Голышев рассказывал, а Безобразов возмущался:
— Вот они — наши чиновники: как только занял кресло, тут же перестал думать, считает главной заботой теперь — выполнять циркуляры. Следуй точно циркуляру, усидишь в кресле. Оклад идет, жизнь безбедна, голова не болит, сердце спокойно.
205
Безобразов дал Ивану Александровичу письма к члену совета главного управления по делам печати Фуксу и к действительному статскому советнику Петру Петровичу Семенову, управляющему Центральным статистическим комитетом.
— И успокойтесь, — ободрил он Ивана Александровича, — отправляйтесь сейчас же к Фуксу и обязательно информируйте меня о том, как будет двигаться дело.
Голышев был тронут такой заботой и вниманием. Доброе слово, участие, ему были нужны, пожалуй, не меньше самой помощи.
Еще две недели ходил Иван Александрович от вельможи к вельможе, из канцелярии в канцелярию, но, благодаря участию многих влиятельных лиц, дело шло к благополучному завершению. Географическое общество направило владимирскому губернатору свое защитное слово, отметив большие заслуги Голышева-ученого. Письмо было подписано вице-председателем адмиралом Ф. Литке.
Голышев сам привез это письмо владимирскому губернатору Шатохину и, вручая, сообщил, что распоряжение управления по делам печати должно вот-вот подойти.
Шатохин будто бы обрадовался такому повороту дела, покаялся даже, что ему крайне неприятно было закрывать литографию; Иван Александрович, слушая начальника губернии, думал: «Кошечке — игрушки, а мышке — слезки». Однако и теперь Шатохин не поторопился исправить несправедливость и поставил на поданном Голышевым письме резолюцию: «На днях должно быть получено из управления по делам печати отношение по предмету дозволения открыть книжную торговлю Голышеву в ел. Мстёре, тогда вместе с сим доложить и это письмо».
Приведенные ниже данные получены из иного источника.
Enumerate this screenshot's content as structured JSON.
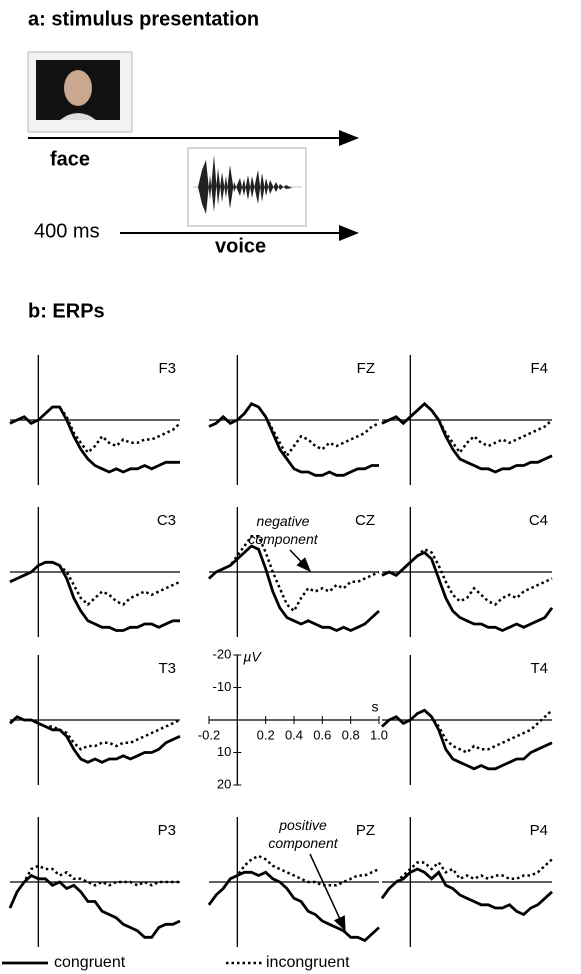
{
  "section_a": {
    "title": "a: stimulus presentation",
    "face_label": "face",
    "delay_label": "400 ms",
    "voice_label": "voice"
  },
  "chart_data": {
    "type": "line",
    "title": "b: ERPs",
    "x": [
      -0.2,
      -0.15,
      -0.1,
      -0.05,
      0,
      0.05,
      0.1,
      0.15,
      0.2,
      0.25,
      0.3,
      0.35,
      0.4,
      0.45,
      0.5,
      0.55,
      0.6,
      0.65,
      0.7,
      0.75,
      0.8,
      0.85,
      0.9,
      0.95,
      1.0
    ],
    "xlim": [
      -0.2,
      1.0
    ],
    "ylim": [
      -20,
      20
    ],
    "invert_y": true,
    "xticks": [
      -0.2,
      0.2,
      0.4,
      0.6,
      0.8,
      {
        "value": 1.0,
        "label": "1.0"
      }
    ],
    "yticks": [
      -20,
      -10,
      10,
      20
    ],
    "xlabel": "s",
    "ylabel": "µV",
    "grid": false,
    "series": [
      {
        "name": "congruent",
        "color": "#000000",
        "style": "solid"
      },
      {
        "name": "incongruent",
        "color": "#000000",
        "style": "dotted"
      }
    ],
    "panels": [
      {
        "name": "F3",
        "values": [
          [
            1,
            0,
            -1,
            1,
            0,
            -2,
            -4,
            -4,
            0,
            5,
            9,
            12,
            14,
            15,
            16,
            15,
            16,
            15,
            15,
            14,
            15,
            14,
            13,
            13,
            13
          ],
          [
            1,
            0,
            -1,
            1,
            0,
            -2,
            -4,
            -4,
            -1,
            4,
            7,
            10,
            8,
            5,
            7,
            8,
            6,
            7,
            7,
            6,
            6,
            5,
            4,
            3,
            1
          ]
        ]
      },
      {
        "name": "FZ",
        "values": [
          [
            2,
            1,
            -1,
            1,
            0,
            -2,
            -5,
            -4,
            -1,
            4,
            9,
            12,
            15,
            16,
            16,
            17,
            17,
            16,
            17,
            17,
            16,
            15,
            15,
            14,
            14
          ],
          [
            2,
            1,
            -1,
            1,
            0,
            -2,
            -5,
            -4,
            -1,
            3,
            7,
            11,
            8,
            5,
            6,
            8,
            9,
            7,
            8,
            7,
            6,
            5,
            4,
            2,
            1
          ]
        ]
      },
      {
        "name": "F4",
        "values": [
          [
            1,
            0,
            -1,
            1,
            -1,
            -3,
            -5,
            -3,
            0,
            5,
            9,
            12,
            13,
            14,
            15,
            15,
            16,
            15,
            15,
            14,
            14,
            13,
            13,
            12,
            11
          ],
          [
            1,
            0,
            -1,
            1,
            -1,
            -3,
            -5,
            -3,
            0,
            4,
            7,
            10,
            7,
            5,
            7,
            8,
            7,
            6,
            7,
            6,
            5,
            4,
            3,
            2,
            0
          ]
        ]
      },
      {
        "name": "C3",
        "values": [
          [
            3,
            2,
            1,
            0,
            -2,
            -3,
            -3,
            -2,
            2,
            8,
            12,
            15,
            16,
            17,
            17,
            18,
            18,
            17,
            17,
            16,
            16,
            17,
            16,
            15,
            15
          ],
          [
            3,
            2,
            1,
            0,
            -2,
            -3,
            -3,
            -2,
            0,
            4,
            8,
            10,
            8,
            6,
            7,
            9,
            10,
            8,
            7,
            6,
            7,
            6,
            5,
            4,
            3
          ]
        ]
      },
      {
        "name": "CZ",
        "values": [
          [
            2,
            0,
            -1,
            -2,
            -4,
            -6,
            -8,
            -7,
            -1,
            6,
            11,
            14,
            15,
            16,
            15,
            16,
            17,
            17,
            18,
            17,
            18,
            17,
            16,
            14,
            12
          ],
          [
            2,
            0,
            -1,
            -2,
            -5,
            -8,
            -11,
            -11,
            -6,
            0,
            5,
            10,
            12,
            8,
            5,
            6,
            5,
            6,
            4,
            5,
            3,
            3,
            2,
            1,
            0
          ]
        ]
      },
      {
        "name": "C4",
        "values": [
          [
            1,
            0,
            1,
            -1,
            -3,
            -5,
            -6,
            -4,
            2,
            8,
            12,
            14,
            15,
            16,
            16,
            17,
            17,
            18,
            17,
            16,
            17,
            16,
            15,
            14,
            11
          ],
          [
            1,
            0,
            1,
            -1,
            -3,
            -5,
            -7,
            -6,
            -2,
            3,
            7,
            9,
            8,
            5,
            7,
            9,
            10,
            8,
            7,
            8,
            6,
            5,
            4,
            3,
            2
          ]
        ]
      },
      {
        "name": "T3",
        "values": [
          [
            1,
            -1,
            0,
            0,
            1,
            2,
            3,
            3,
            5,
            9,
            12,
            13,
            12,
            13,
            12,
            12,
            11,
            12,
            11,
            10,
            10,
            9,
            7,
            6,
            5
          ],
          [
            1,
            -1,
            0,
            0,
            1,
            2,
            2,
            3,
            4,
            7,
            9,
            8,
            8,
            7,
            7,
            8,
            7,
            7,
            6,
            5,
            4,
            3,
            2,
            1,
            0
          ]
        ]
      },
      {
        "name": "T4",
        "values": [
          [
            2,
            0,
            -1,
            1,
            0,
            -2,
            -3,
            -1,
            3,
            9,
            12,
            13,
            14,
            15,
            14,
            15,
            15,
            14,
            13,
            12,
            12,
            10,
            9,
            8,
            7
          ],
          [
            2,
            0,
            -1,
            1,
            0,
            -2,
            -3,
            -1,
            2,
            6,
            8,
            9,
            10,
            8,
            9,
            9,
            8,
            7,
            6,
            5,
            4,
            3,
            1,
            -1,
            -3
          ]
        ]
      },
      {
        "name": "P3",
        "values": [
          [
            8,
            3,
            0,
            -2,
            -1,
            -1,
            1,
            0,
            2,
            1,
            3,
            6,
            6,
            9,
            10,
            11,
            13,
            14,
            15,
            17,
            17,
            14,
            13,
            13,
            12
          ],
          [
            8,
            3,
            0,
            -4,
            -5,
            -4,
            -4,
            -2,
            -3,
            -1,
            -1,
            0,
            1,
            0,
            1,
            0,
            0,
            0,
            1,
            0,
            1,
            0,
            0,
            0,
            0
          ]
        ]
      },
      {
        "name": "PZ",
        "values": [
          [
            7,
            4,
            2,
            -1,
            -2,
            -3,
            -3,
            -2,
            -3,
            -1,
            0,
            2,
            5,
            6,
            9,
            10,
            12,
            13,
            14,
            15,
            17,
            17,
            18,
            16,
            14
          ],
          [
            7,
            4,
            2,
            -1,
            -2,
            -5,
            -7,
            -8,
            -7,
            -5,
            -4,
            -3,
            -2,
            -1,
            0,
            0,
            1,
            1,
            1,
            0,
            -1,
            -2,
            -2,
            -3,
            -4
          ]
        ]
      },
      {
        "name": "P4",
        "values": [
          [
            5,
            2,
            0,
            -1,
            -3,
            -4,
            -3,
            -1,
            -3,
            1,
            2,
            4,
            5,
            6,
            7,
            7,
            8,
            8,
            7,
            9,
            10,
            8,
            7,
            5,
            3
          ],
          [
            5,
            2,
            0,
            -2,
            -4,
            -6,
            -6,
            -4,
            -6,
            -3,
            -4,
            -1,
            -2,
            -1,
            -2,
            -1,
            -2,
            -2,
            -1,
            -1,
            -2,
            -2,
            -3,
            -5,
            -7
          ]
        ]
      }
    ],
    "annotations": [
      {
        "text": "negative component"
      },
      {
        "text": "positive component"
      }
    ]
  }
}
К концу января следующего года дошло распоряжение до Мстёры. Литография опять заработала, но теперь порядок значительно изменился. Прежние цензурные правила были очень просты. Рисунки с подписями отсылались в цензуру по почте. С этих зацензурованных оригиналов рисунки переносились на камень, с камня делали оттиск, который снова посылался в цензуру — уже для получения выпускного билета. Оригинал с выпускным билетом служил постоянно, мог переходить от одного лица к другому.
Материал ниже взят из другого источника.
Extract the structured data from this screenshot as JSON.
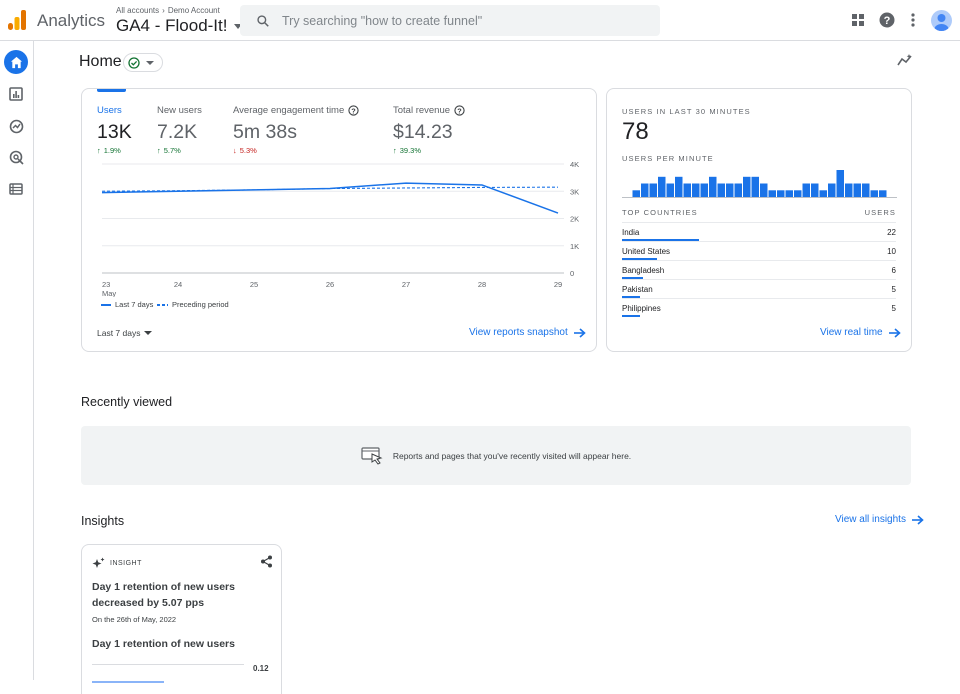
{
  "header": {
    "app_name": "Analytics",
    "breadcrumb": [
      "All accounts",
      "Demo Account"
    ],
    "property": "GA4 - Flood-It!",
    "search_placeholder": "Try searching \"how to create funnel\""
  },
  "page": {
    "title": "Home"
  },
  "overview": {
    "metrics": [
      {
        "label": "Users",
        "value": "13K",
        "change": "1.9%",
        "direction": "up",
        "active": true
      },
      {
        "label": "New users",
        "value": "7.2K",
        "change": "5.7%",
        "direction": "up"
      },
      {
        "label": "Average engagement time",
        "value": "5m 38s",
        "change": "5.3%",
        "direction": "down",
        "help": true
      },
      {
        "label": "Total revenue",
        "value": "$14.23",
        "change": "39.3%",
        "direction": "up",
        "help": true
      }
    ],
    "date_range": "Last 7 days",
    "view_link": "View reports snapshot"
  },
  "chart_data": {
    "type": "line",
    "x_ticks": [
      "23",
      "24",
      "25",
      "26",
      "27",
      "28",
      "29"
    ],
    "x_first_sublabel": "May",
    "y_ticks": [
      "4K",
      "3K",
      "2K",
      "1K",
      "0"
    ],
    "ylim": [
      0,
      4000
    ],
    "series": [
      {
        "name": "Last 7 days",
        "style": "solid",
        "color": "#1a73e8",
        "values": [
          2950,
          3000,
          3050,
          3100,
          3300,
          3230,
          2200
        ]
      },
      {
        "name": "Preceding period",
        "style": "dashed",
        "color": "#1a73e8",
        "values": [
          3000,
          3020,
          3050,
          3100,
          3120,
          3140,
          3150
        ]
      }
    ],
    "legend_placement": "bottom-left",
    "grid": true
  },
  "realtime": {
    "title": "USERS IN LAST 30 MINUTES",
    "value": "78",
    "per_minute_label": "USERS PER MINUTE",
    "per_minute_values": [
      1,
      2,
      2,
      3,
      2,
      3,
      2,
      2,
      2,
      3,
      2,
      2,
      2,
      3,
      3,
      2,
      1,
      1,
      1,
      1,
      2,
      2,
      1,
      2,
      4,
      2,
      2,
      2,
      1,
      1
    ],
    "countries_label": "TOP COUNTRIES",
    "users_label": "USERS",
    "countries": [
      {
        "name": "India",
        "value": "22",
        "share": 1.0
      },
      {
        "name": "United States",
        "value": "10",
        "share": 0.45
      },
      {
        "name": "Bangladesh",
        "value": "6",
        "share": 0.27
      },
      {
        "name": "Pakistan",
        "value": "5",
        "share": 0.23
      },
      {
        "name": "Philippines",
        "value": "5",
        "share": 0.23
      }
    ],
    "view_link": "View real time"
  },
  "recent": {
    "title": "Recently viewed",
    "empty_text": "Reports and pages that you've recently visited will appear here."
  },
  "insights": {
    "title": "Insights",
    "view_link": "View all insights",
    "card": {
      "tag": "INSIGHT",
      "headline": "Day 1 retention of new users decreased by 5.07 pps",
      "date": "On the 26th of May, 2022",
      "subtitle": "Day 1 retention of new users",
      "axis_value": "0.12"
    }
  },
  "colors": {
    "accent": "#1a73e8",
    "up": "#137333",
    "down": "#c5221f"
  }
}
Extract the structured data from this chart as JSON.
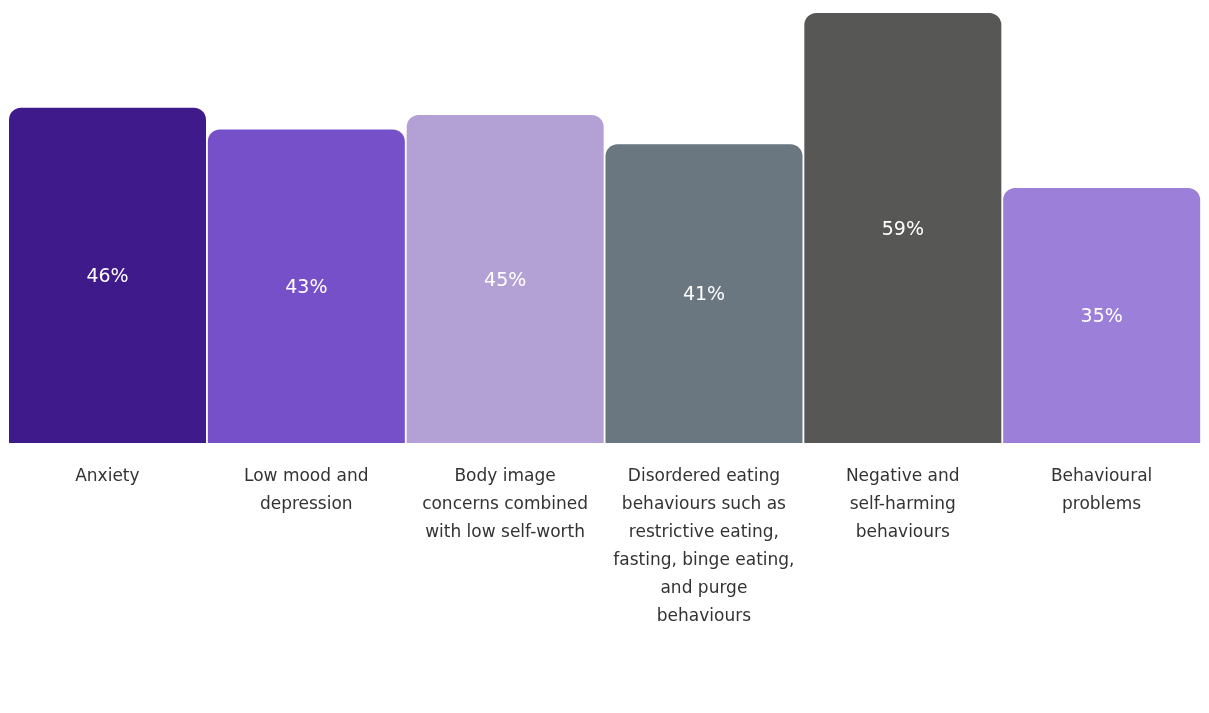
{
  "chart_data": {
    "type": "bar",
    "categories": [
      "Anxiety",
      "Low mood and depression",
      "Body image concerns combined with low self-worth",
      "Disordered eating behaviours such as restrictive eating, fasting, binge eating, and purge behaviours",
      "Negative and self-harming behaviours",
      "Behavioural problems"
    ],
    "values": [
      46,
      43,
      45,
      41,
      59,
      35
    ],
    "colors": [
      "#3f1a8a",
      "#7650c9",
      "#b3a1d6",
      "#6a7680",
      "#575755",
      "#9b7fd8"
    ],
    "value_labels": [
      "46%",
      "43%",
      "45%",
      "41%",
      "59%",
      "35%"
    ],
    "legend": false,
    "grid": false
  }
}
Теперь же цензурование картинок стало ежегодным, и Голышевым приходилось выполнять пустую работу — перецензуровывать одни и те же сюжеты.
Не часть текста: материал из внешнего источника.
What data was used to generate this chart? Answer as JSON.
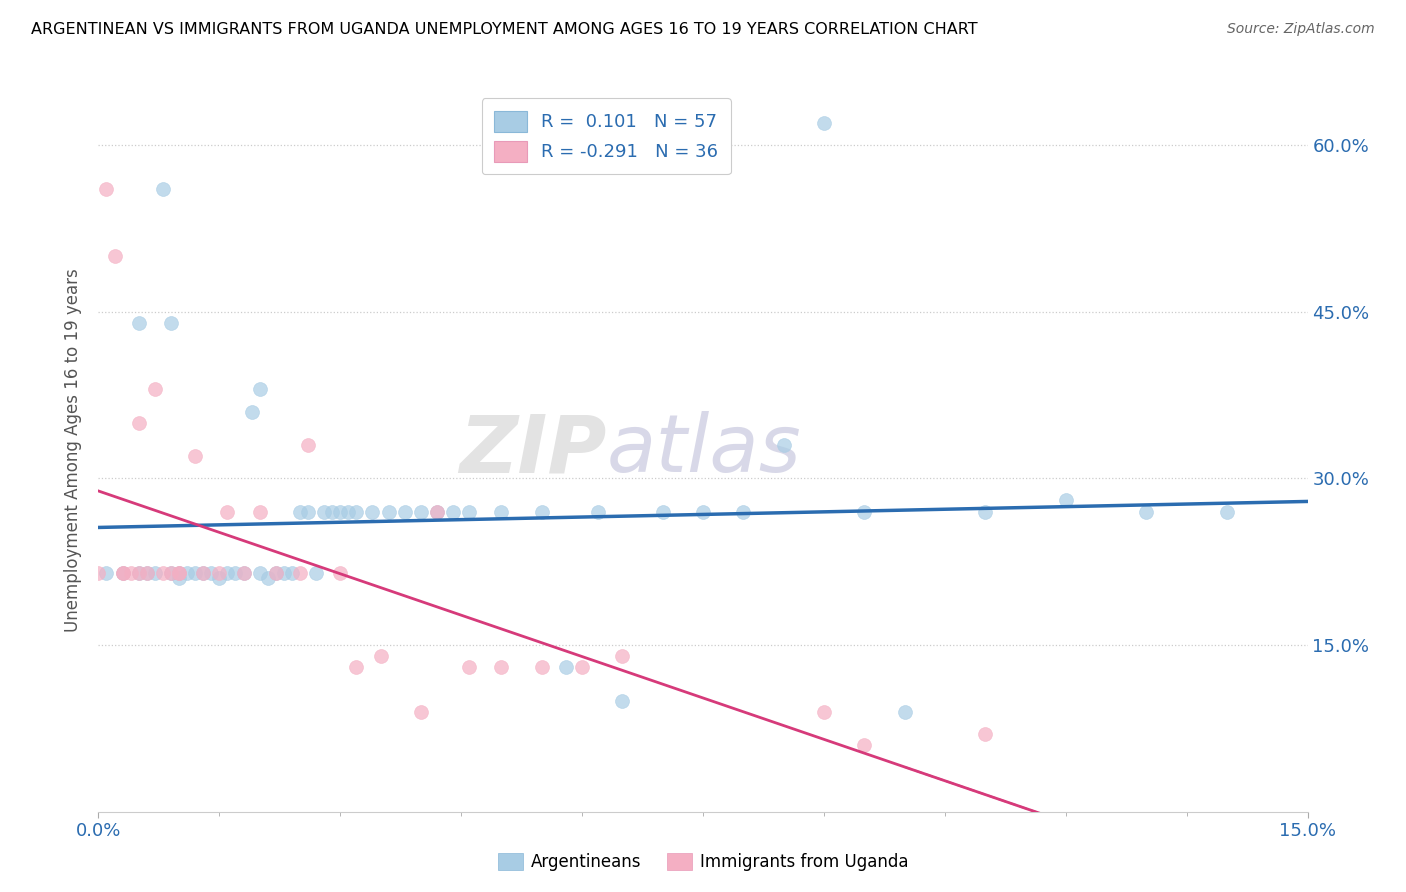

Опять пришлось хлопотать. Сначала Голышев входил с ходатайством по этому вопросу в цензуру, но она не сделала послабления. Пришлось опять обратиться в главное управление по делам печати. Оно разрешило цензуровать раз в три года, но и этой небольшой уступки удалось добиться только в 1868 году.
В «Воспоминаниях» Иван Александрович писал: «Вскоре оказалось, что я был ни больше ни меньше, как только козлом отпущения за всех. Собратья мои по книжной торговле, сидевшие спокойно у себя дома во время моих поездок, хождения, тревог и волнений, не замедлили воспользоваться данным мне разрешением. То же самое губернское правление, которое так строго отнеслось ко мне, стало выдавать дозволения всем торговцам».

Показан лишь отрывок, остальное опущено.